Guinea pigs is made of two symmetrical parts, equally perfect from the structural point of view – the candid camera and the studio room, if you like -, which can function even autonomously from one another, but which, reunited, make up the story of a relationship, which is as simple as it is spectacular. The candid camera of television has a matching correspondent in the hidden room of each of us.

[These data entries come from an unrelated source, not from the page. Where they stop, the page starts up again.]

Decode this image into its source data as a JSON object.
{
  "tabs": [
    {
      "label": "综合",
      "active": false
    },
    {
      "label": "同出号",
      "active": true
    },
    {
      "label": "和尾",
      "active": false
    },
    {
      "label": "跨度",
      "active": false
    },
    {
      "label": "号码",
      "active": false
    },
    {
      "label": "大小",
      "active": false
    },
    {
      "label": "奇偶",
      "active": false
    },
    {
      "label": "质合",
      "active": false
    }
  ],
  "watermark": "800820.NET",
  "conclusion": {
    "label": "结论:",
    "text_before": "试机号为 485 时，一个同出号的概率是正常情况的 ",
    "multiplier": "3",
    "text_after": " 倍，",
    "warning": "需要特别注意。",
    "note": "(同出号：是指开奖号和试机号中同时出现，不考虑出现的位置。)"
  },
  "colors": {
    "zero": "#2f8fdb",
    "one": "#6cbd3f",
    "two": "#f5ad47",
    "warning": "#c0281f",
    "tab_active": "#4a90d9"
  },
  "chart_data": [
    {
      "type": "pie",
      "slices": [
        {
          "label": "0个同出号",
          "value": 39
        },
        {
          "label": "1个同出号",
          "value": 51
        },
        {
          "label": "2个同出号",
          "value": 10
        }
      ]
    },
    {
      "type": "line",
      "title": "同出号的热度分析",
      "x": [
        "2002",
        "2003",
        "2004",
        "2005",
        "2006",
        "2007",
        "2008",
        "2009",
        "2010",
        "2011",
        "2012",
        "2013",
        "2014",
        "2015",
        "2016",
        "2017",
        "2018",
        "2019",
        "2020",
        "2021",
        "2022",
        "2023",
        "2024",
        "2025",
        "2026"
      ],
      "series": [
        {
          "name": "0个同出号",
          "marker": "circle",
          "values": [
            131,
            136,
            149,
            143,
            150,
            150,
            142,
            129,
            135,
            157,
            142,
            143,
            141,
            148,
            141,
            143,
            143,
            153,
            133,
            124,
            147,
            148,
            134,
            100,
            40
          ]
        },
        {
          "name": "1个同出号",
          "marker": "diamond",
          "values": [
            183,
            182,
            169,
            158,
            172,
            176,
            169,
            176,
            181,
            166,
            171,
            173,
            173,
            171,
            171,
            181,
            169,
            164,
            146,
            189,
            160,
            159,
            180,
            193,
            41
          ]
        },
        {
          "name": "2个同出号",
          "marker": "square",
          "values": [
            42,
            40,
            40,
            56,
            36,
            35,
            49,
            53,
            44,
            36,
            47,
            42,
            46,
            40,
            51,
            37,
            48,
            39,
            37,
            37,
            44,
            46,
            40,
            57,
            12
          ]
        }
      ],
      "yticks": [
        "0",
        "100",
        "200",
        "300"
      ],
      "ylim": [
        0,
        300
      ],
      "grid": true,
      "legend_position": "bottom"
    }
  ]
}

Many have said that Big Brother was set up. I have no doubt that this was true in the beginning. But I also think that, as people started to know each other better, to enter interpersonal relations, the arrangement slowly escaped a little from the organizers' hands. What if, let's say, one of the contestants would have gone mad and taken all the others hostages, threatening he is going to kill them? Would the show have stopped? What TV audience member would have turned off his TV then? This is the experiment that Vali Florescu and Lia Bugnar are inviting us to participate in. In the end, they seem to say: beware of what you wish for, it may really happen!